Place in therapy: Fibrinolysis is the most commonly used initial treatment for STEMI, and adjunctive antithrombotic therapy is an essential component of the procedure. In previous trials of patients with STEMI undergoing fibrinolysis, enoxaparin treatment reduced the incidence of ischemic events but increased the risk of major bleeding, including intracranial hemorrhage, particularly in elderly patients, and thus did not provide a net clinical benefit compared with UFH treatment.3 In ExTRACT-TIMI 25, the reduced enoxaparin dosage used in elderly patients reduced the risk of bleeding, such that there were no statistically significant differences between the enoxaparin group and the UFH group in major bleeding, intracranial hemorrhage, or death from major bleeding. Enoxaparin therapy was associated with a 1.5% absolute reduction in risk for death or nonfatal recurrent MI at 30 days relative to UFH.1

Thus, adjunctive therapy with enoxaparin provides a consistent treatment benefit in older and younger STEMI patients receiving fibrinolysis and is preferred to UFH in all age groups. These data demonstrate that effective regimens for optimal fibrinolytic and antithrombotic therapy for patients with STEMI can be safely modified for elderly patients to achieve significant clinical benefit. Results of the ExTRACT-TIMI 25 trial clearly demonstrate that enoxaparin is superior to UFH in STEMI patients undergoing fibrinolytic therapy, and this substudy demonstrates that these results can be applied to older patients.

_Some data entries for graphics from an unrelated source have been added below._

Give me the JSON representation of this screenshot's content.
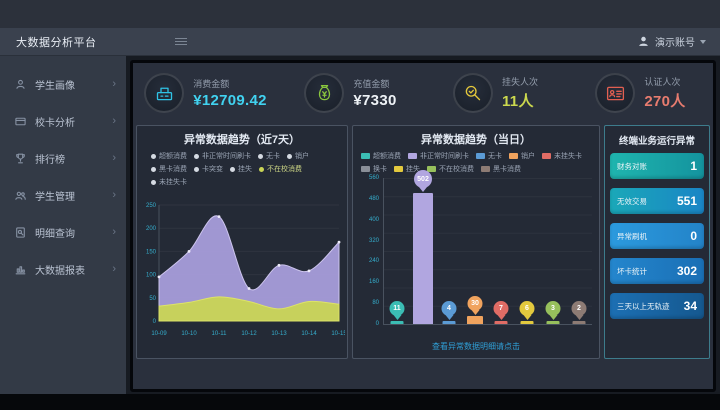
{
  "header": {
    "title": "大数据分析平台",
    "user_name": "演示账号"
  },
  "sidebar": {
    "items": [
      {
        "label": "学生画像",
        "icon": "student-icon"
      },
      {
        "label": "校卡分析",
        "icon": "card-icon"
      },
      {
        "label": "排行榜",
        "icon": "trophy-icon"
      },
      {
        "label": "学生管理",
        "icon": "users-icon"
      },
      {
        "label": "明细查询",
        "icon": "search-doc-icon"
      },
      {
        "label": "大数据报表",
        "icon": "report-icon"
      }
    ]
  },
  "kpis": [
    {
      "label": "消费金额",
      "value": "¥12709.42",
      "icon": "cash-register-icon",
      "icon_color": "#2fc3e6",
      "value_color": "#41d2f0"
    },
    {
      "label": "充值金额",
      "value": "¥7330",
      "icon": "money-bag-icon",
      "icon_color": "#8ac73e",
      "value_color": "#eef2f6"
    },
    {
      "label": "挂失人次",
      "value": "11人",
      "icon": "magnifier-hand-icon",
      "icon_color": "#e5c93b",
      "value_color": "#ccd94e"
    },
    {
      "label": "认证人次",
      "value": "270人",
      "icon": "id-card-icon",
      "icon_color": "#e25f51",
      "value_color": "#e87c6f"
    }
  ],
  "chart_data": [
    {
      "type": "area",
      "title": "异常数据趋势（近7天）",
      "x": [
        "10-09",
        "10-10",
        "10-11",
        "10-12",
        "10-13",
        "10-14",
        "10-15"
      ],
      "series": [
        {
          "name": "非正常时间刷卡",
          "color": "#a89ddb",
          "line": "#cdc5ee",
          "values": [
            95,
            150,
            225,
            70,
            120,
            108,
            170
          ]
        },
        {
          "name": "不在校消费",
          "color": "#c9d455",
          "line": "#dde368",
          "values": [
            32,
            40,
            52,
            42,
            26,
            42,
            36
          ]
        }
      ],
      "legend": [
        {
          "label": "超额消费",
          "dot": "#d5dae2"
        },
        {
          "label": "非正常时间刷卡",
          "dot": "#d5dae2"
        },
        {
          "label": "无卡",
          "dot": "#d5dae2"
        },
        {
          "label": "销户",
          "dot": "#d5dae2"
        },
        {
          "label": "黑卡消费",
          "dot": "#d5dae2"
        },
        {
          "label": "卡突变",
          "dot": "#d5dae2"
        },
        {
          "label": "挂失",
          "dot": "#d5dae2"
        },
        {
          "label": "不在校消费",
          "dot": "#c9d455"
        },
        {
          "label": "未挂失卡",
          "dot": "#d5dae2"
        }
      ],
      "ylim": [
        0,
        250
      ],
      "yticks": [
        0,
        50,
        100,
        150,
        200,
        250
      ],
      "xlabel": "",
      "ylabel": ""
    },
    {
      "type": "bar",
      "title": "异常数据趋势（当日）",
      "categories": [
        "超额消费",
        "非正常时间刷卡",
        "无卡",
        "销户",
        "未挂失卡",
        "换卡",
        "挂失",
        "不在校消费",
        "黑卡消费"
      ],
      "values": [
        11,
        502,
        4,
        30,
        7,
        0,
        6,
        3,
        2
      ],
      "colors": [
        "#3bbdb4",
        "#b1a6e0",
        "#5b9bd5",
        "#f0a35e",
        "#e06c65",
        "#8a8f98",
        "#e3c93e",
        "#97c05c",
        "#8d7b74"
      ],
      "ylim": [
        0,
        560
      ],
      "yticks": [
        0,
        80,
        160,
        240,
        320,
        400,
        480,
        560
      ],
      "footer_link": "查看异常数据明细请点击",
      "xlabel": "",
      "ylabel": ""
    }
  ],
  "right_panel": {
    "title": "终端业务运行异常",
    "stats": [
      {
        "label": "财务对账",
        "value": "1",
        "from": "#1fb5ae",
        "to": "#14939e"
      },
      {
        "label": "无效交易",
        "value": "551",
        "from": "#1aa8b8",
        "to": "#1a85c6"
      },
      {
        "label": "异常刷机",
        "value": "0",
        "from": "#2b9ade",
        "to": "#2383c8"
      },
      {
        "label": "坏卡统计",
        "value": "302",
        "from": "#2486cd",
        "to": "#1a6fb5"
      },
      {
        "label": "三天以上无轨迹",
        "value": "34",
        "from": "#1c6fb3",
        "to": "#15588f"
      }
    ]
  },
  "axis_color": "#35aecd"
}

As a result of the favorable outcomes achieved with reduced enoxaparin dosing in the elderly subjects in ExTRACT-TIMI 25, enoxaparin prescribing information was changed to include the following dosing recommendation4:

For treatment of acute ST-segment elevation myocardial infarction in geriatric patients >=75 years of age, do not use an initial IV bolus. Initiate dosing with 0.75 mg/kg SC every 12 hours (maximum 75 mg for the first two doses only, followed by 0.75 mg/kg dosing for the remaining doses).

References:

1. White HD, Braunwald E, Murphy SA, et al. Enoxaparin vs. unfractionated heparin with fibrinolysis for ST-elevation myocardial infarction in elderly and younger patients: results from ExTRACT-TIMI 25. Eur Heart J. 2007;28:1066-1071.

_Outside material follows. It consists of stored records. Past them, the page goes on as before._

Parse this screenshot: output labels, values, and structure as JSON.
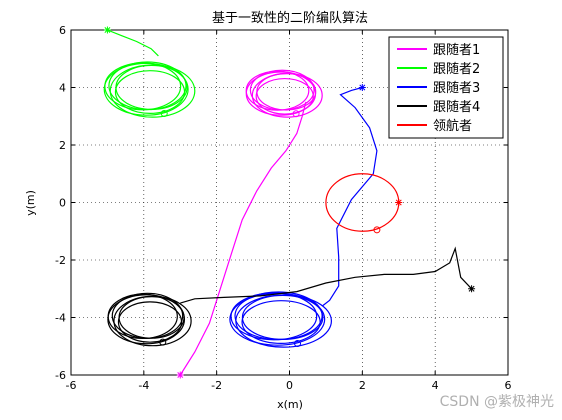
{
  "chart_data": {
    "type": "line",
    "title": "基于一致性的二阶编队算法",
    "xlabel": "x(m)",
    "ylabel": "y(m)",
    "xlim": [
      -6,
      6
    ],
    "ylim": [
      -6,
      6
    ],
    "xticks": [
      -6,
      -4,
      -2,
      0,
      2,
      4,
      6
    ],
    "yticks": [
      -6,
      -4,
      -2,
      0,
      2,
      4,
      6
    ],
    "grid": true,
    "legend_position": "top-right",
    "series": [
      {
        "name": "跟随者1",
        "color": "#ff00ff",
        "start": [
          -3,
          -6
        ],
        "path": [
          [
            -3,
            -6
          ],
          [
            -2.6,
            -5.2
          ],
          [
            -2.2,
            -4.2
          ],
          [
            -1.9,
            -3.0
          ],
          [
            -1.6,
            -1.8
          ],
          [
            -1.3,
            -0.6
          ],
          [
            -0.9,
            0.4
          ],
          [
            -0.5,
            1.2
          ],
          [
            -0.1,
            1.8
          ],
          [
            0.2,
            2.4
          ],
          [
            0.35,
            3.0
          ],
          [
            0.45,
            3.5
          ]
        ],
        "orbit": {
          "cx": -0.2,
          "cy": 3.8,
          "rx": 0.95,
          "ry": 0.75
        }
      },
      {
        "name": "跟随者2",
        "color": "#00ff00",
        "start": [
          -5,
          6
        ],
        "path": [
          [
            -5,
            6
          ],
          [
            -4.6,
            5.8
          ],
          [
            -4.2,
            5.6
          ],
          [
            -3.8,
            5.35
          ],
          [
            -3.6,
            5.1
          ]
        ],
        "orbit": {
          "cx": -3.9,
          "cy": 3.95,
          "rx": 1.15,
          "ry": 0.9
        }
      },
      {
        "name": "跟随者3",
        "color": "#0000ff",
        "start": [
          2,
          4
        ],
        "path": [
          [
            2,
            4
          ],
          [
            1.7,
            3.9
          ],
          [
            1.4,
            3.75
          ],
          [
            1.8,
            3.3
          ],
          [
            2.2,
            2.6
          ],
          [
            2.4,
            1.8
          ],
          [
            2.3,
            1.0
          ],
          [
            1.7,
            0.1
          ],
          [
            1.3,
            -0.9
          ],
          [
            1.35,
            -1.9
          ],
          [
            1.35,
            -2.9
          ],
          [
            1.1,
            -3.4
          ],
          [
            0.9,
            -3.6
          ]
        ],
        "orbit": {
          "cx": -0.3,
          "cy": -4.05,
          "rx": 1.3,
          "ry": 0.9
        }
      },
      {
        "name": "跟随者4",
        "color": "#000000",
        "start": [
          5,
          -3
        ],
        "path": [
          [
            5,
            -3
          ],
          [
            4.7,
            -2.6
          ],
          [
            4.55,
            -1.6
          ],
          [
            4.4,
            -2.1
          ],
          [
            4.0,
            -2.4
          ],
          [
            3.4,
            -2.5
          ],
          [
            2.6,
            -2.5
          ],
          [
            1.8,
            -2.6
          ],
          [
            1.0,
            -2.8
          ],
          [
            0.2,
            -3.1
          ],
          [
            -0.8,
            -3.25
          ],
          [
            -1.8,
            -3.3
          ],
          [
            -2.6,
            -3.35
          ],
          [
            -3.0,
            -3.5
          ]
        ],
        "orbit": {
          "cx": -3.9,
          "cy": -4.05,
          "rx": 1.05,
          "ry": 0.85
        }
      },
      {
        "name": "领航者",
        "color": "#ff0000",
        "start": [
          3,
          0
        ],
        "path": [],
        "orbit": {
          "cx": 2.0,
          "cy": 0.0,
          "rx": 1.0,
          "ry": 1.0
        }
      }
    ]
  },
  "watermark": "CSDN @紫极神光"
}
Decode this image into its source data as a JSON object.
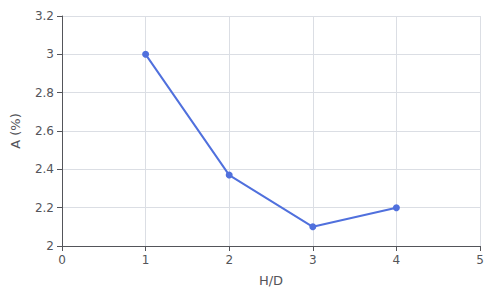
{
  "chart_data": {
    "type": "line",
    "x": [
      1,
      2,
      3,
      4
    ],
    "values": [
      3.0,
      2.37,
      2.1,
      2.2
    ],
    "xlim": [
      0,
      5
    ],
    "ylim": [
      2.0,
      3.2
    ],
    "xticks": [
      0,
      1,
      2,
      3,
      4,
      5
    ],
    "yticks": [
      2,
      2.2,
      2.4,
      2.6,
      2.8,
      3,
      3.2
    ],
    "xlabel": "H/D",
    "ylabel": "A (%)",
    "marker": "circle",
    "grid": true
  }
}
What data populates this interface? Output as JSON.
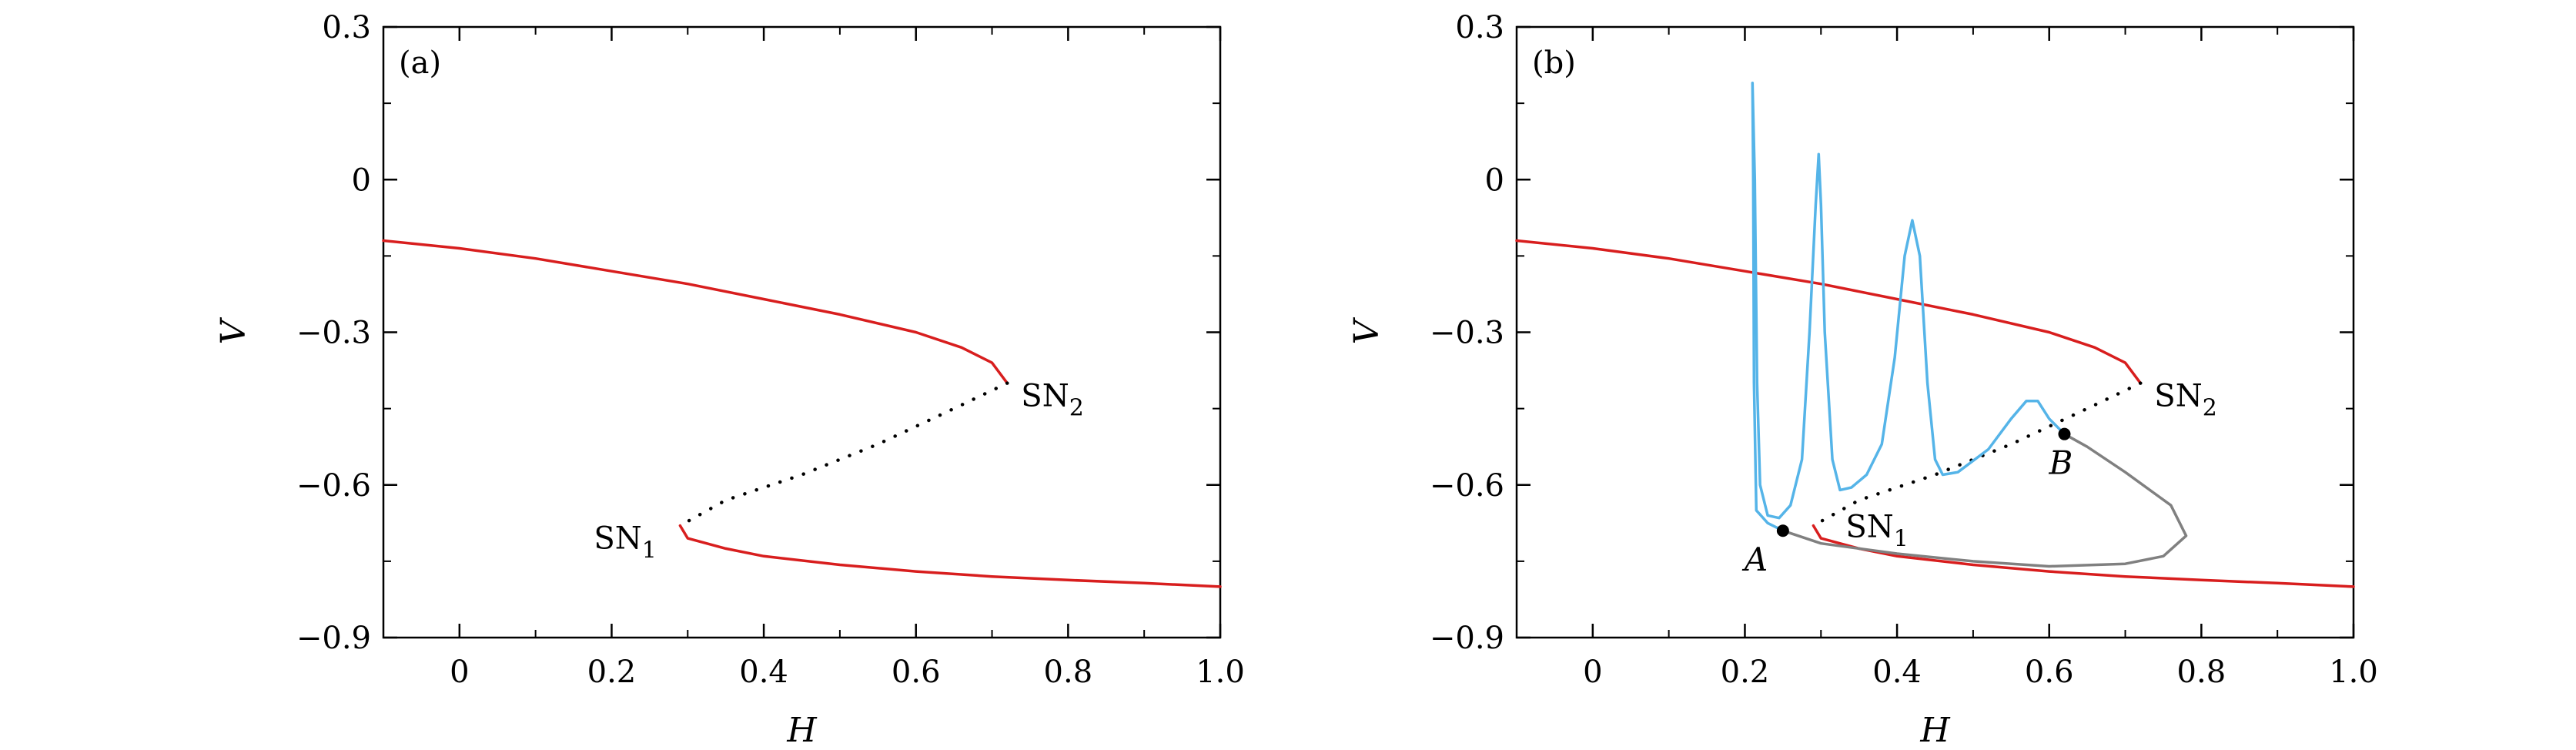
{
  "chart_data": [
    {
      "type": "line",
      "panel_label": "(a)",
      "xlabel": "H",
      "ylabel": "V",
      "xlim": [
        -0.1,
        1.0
      ],
      "ylim": [
        -0.9,
        0.3
      ],
      "xticks": [
        0,
        0.2,
        0.4,
        0.6,
        0.8,
        1.0
      ],
      "xtick_labels": [
        "0",
        "0.2",
        "0.4",
        "0.6",
        "0.8",
        "1.0"
      ],
      "yticks": [
        0.3,
        0,
        -0.3,
        -0.6,
        -0.9
      ],
      "ytick_labels": [
        "0.3",
        "0",
        "−0.3",
        "−0.6",
        "−0.9"
      ],
      "grid": false,
      "colors": {
        "stable": "#d81e1e",
        "unstable": "#000000"
      },
      "series": [
        {
          "style": "solid",
          "color": "#d81e1e",
          "points": [
            [
              -0.1,
              -0.12
            ],
            [
              0.0,
              -0.135
            ],
            [
              0.1,
              -0.155
            ],
            [
              0.2,
              -0.18
            ],
            [
              0.3,
              -0.205
            ],
            [
              0.4,
              -0.235
            ],
            [
              0.5,
              -0.265
            ],
            [
              0.6,
              -0.3
            ],
            [
              0.66,
              -0.33
            ],
            [
              0.7,
              -0.36
            ],
            [
              0.72,
              -0.4
            ]
          ]
        },
        {
          "style": "dotted",
          "color": "#000000",
          "points": [
            [
              0.72,
              -0.4
            ],
            [
              0.65,
              -0.45
            ],
            [
              0.55,
              -0.52
            ],
            [
              0.45,
              -0.58
            ],
            [
              0.35,
              -0.63
            ],
            [
              0.29,
              -0.68
            ]
          ]
        },
        {
          "style": "solid",
          "color": "#d81e1e",
          "points": [
            [
              0.29,
              -0.68
            ],
            [
              0.3,
              -0.705
            ],
            [
              0.35,
              -0.725
            ],
            [
              0.4,
              -0.74
            ],
            [
              0.5,
              -0.757
            ],
            [
              0.6,
              -0.77
            ],
            [
              0.7,
              -0.78
            ],
            [
              0.8,
              -0.787
            ],
            [
              0.9,
              -0.793
            ],
            [
              1.0,
              -0.8
            ]
          ]
        }
      ],
      "annotations": [
        {
          "text": "SN",
          "sub": "2",
          "x": 0.72,
          "y": -0.4,
          "placement": "right"
        },
        {
          "text": "SN",
          "sub": "1",
          "x": 0.29,
          "y": -0.68,
          "placement": "left"
        }
      ]
    },
    {
      "type": "line",
      "panel_label": "(b)",
      "xlabel": "H",
      "ylabel": "V",
      "xlim": [
        -0.1,
        1.0
      ],
      "ylim": [
        -0.9,
        0.3
      ],
      "xticks": [
        0,
        0.2,
        0.4,
        0.6,
        0.8,
        1.0
      ],
      "xtick_labels": [
        "0",
        "0.2",
        "0.4",
        "0.6",
        "0.8",
        "1.0"
      ],
      "yticks": [
        0.3,
        0,
        -0.3,
        -0.6,
        -0.9
      ],
      "ytick_labels": [
        "0.3",
        "0",
        "−0.3",
        "−0.6",
        "−0.9"
      ],
      "grid": false,
      "colors": {
        "stable": "#d81e1e",
        "unstable": "#000000",
        "trajectory": "#55b4e8",
        "orbit": "#808080"
      },
      "series": [
        {
          "style": "solid",
          "color": "#d81e1e",
          "points": [
            [
              -0.1,
              -0.12
            ],
            [
              0.0,
              -0.135
            ],
            [
              0.1,
              -0.155
            ],
            [
              0.2,
              -0.18
            ],
            [
              0.3,
              -0.205
            ],
            [
              0.4,
              -0.235
            ],
            [
              0.5,
              -0.265
            ],
            [
              0.6,
              -0.3
            ],
            [
              0.66,
              -0.33
            ],
            [
              0.7,
              -0.36
            ],
            [
              0.72,
              -0.4
            ]
          ]
        },
        {
          "style": "dotted",
          "color": "#000000",
          "points": [
            [
              0.72,
              -0.4
            ],
            [
              0.65,
              -0.45
            ],
            [
              0.55,
              -0.52
            ],
            [
              0.45,
              -0.58
            ],
            [
              0.35,
              -0.63
            ],
            [
              0.29,
              -0.68
            ]
          ]
        },
        {
          "style": "solid",
          "color": "#d81e1e",
          "points": [
            [
              0.29,
              -0.68
            ],
            [
              0.3,
              -0.705
            ],
            [
              0.35,
              -0.725
            ],
            [
              0.4,
              -0.74
            ],
            [
              0.5,
              -0.757
            ],
            [
              0.6,
              -0.77
            ],
            [
              0.7,
              -0.78
            ],
            [
              0.8,
              -0.787
            ],
            [
              0.9,
              -0.793
            ],
            [
              1.0,
              -0.8
            ]
          ]
        },
        {
          "style": "solid",
          "color": "#808080",
          "points": [
            [
              0.25,
              -0.69
            ],
            [
              0.3,
              -0.715
            ],
            [
              0.4,
              -0.735
            ],
            [
              0.5,
              -0.75
            ],
            [
              0.6,
              -0.76
            ],
            [
              0.7,
              -0.755
            ],
            [
              0.75,
              -0.74
            ],
            [
              0.78,
              -0.7
            ],
            [
              0.76,
              -0.64
            ],
            [
              0.7,
              -0.575
            ],
            [
              0.65,
              -0.525
            ],
            [
              0.62,
              -0.5
            ]
          ]
        },
        {
          "style": "solid",
          "color": "#55b4e8",
          "points": [
            [
              0.25,
              -0.69
            ],
            [
              0.23,
              -0.675
            ],
            [
              0.215,
              -0.65
            ],
            [
              0.212,
              -0.4
            ],
            [
              0.211,
              0.0
            ],
            [
              0.21,
              0.19
            ],
            [
              0.213,
              0.0
            ],
            [
              0.216,
              -0.4
            ],
            [
              0.22,
              -0.6
            ],
            [
              0.23,
              -0.66
            ],
            [
              0.245,
              -0.665
            ],
            [
              0.26,
              -0.64
            ],
            [
              0.275,
              -0.55
            ],
            [
              0.285,
              -0.3
            ],
            [
              0.293,
              -0.05
            ],
            [
              0.297,
              0.05
            ],
            [
              0.3,
              -0.05
            ],
            [
              0.305,
              -0.3
            ],
            [
              0.315,
              -0.55
            ],
            [
              0.325,
              -0.61
            ],
            [
              0.34,
              -0.605
            ],
            [
              0.36,
              -0.58
            ],
            [
              0.38,
              -0.52
            ],
            [
              0.397,
              -0.35
            ],
            [
              0.41,
              -0.15
            ],
            [
              0.42,
              -0.08
            ],
            [
              0.43,
              -0.15
            ],
            [
              0.44,
              -0.4
            ],
            [
              0.45,
              -0.55
            ],
            [
              0.46,
              -0.58
            ],
            [
              0.48,
              -0.575
            ],
            [
              0.52,
              -0.53
            ],
            [
              0.55,
              -0.47
            ],
            [
              0.57,
              -0.435
            ],
            [
              0.585,
              -0.435
            ],
            [
              0.6,
              -0.47
            ],
            [
              0.62,
              -0.5
            ]
          ]
        }
      ],
      "points": [
        {
          "label": "A",
          "x": 0.25,
          "y": -0.69
        },
        {
          "label": "B",
          "x": 0.62,
          "y": -0.5
        }
      ],
      "annotations": [
        {
          "text": "SN",
          "sub": "2",
          "x": 0.72,
          "y": -0.4,
          "placement": "right"
        },
        {
          "text": "SN",
          "sub": "1",
          "x": 0.29,
          "y": -0.68,
          "placement": "right"
        }
      ]
    }
  ]
}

2. Antman EM, Morrow DA, McCabe CH, et al, for the ExTRACT-TIMI 25 Investigators. Enoxaparin versus unfractionated heparin with fibrinolysis for ST-elevation myocardial infarction. N Engl J Med. 2006;354:1477-1488.

3. Wallentin L, Goldstein P, Armstrong PW, et al. Efficacy and safety of tenecteplase in combination with the low-molecular-weight heparin enoxaparin or unfractionated heparin in the prehospital setting: the Assessment of the Safety and Efficacy of a New Thrombolytic Regimen (ASSENT)-3 PLUS randomized trial in acute myocardial infarction. Circulation. 2003;108:135-142.

4. Lovenox® [package insert]. Bridgewater, NJ: sanofi-aventis US LLC; 2007.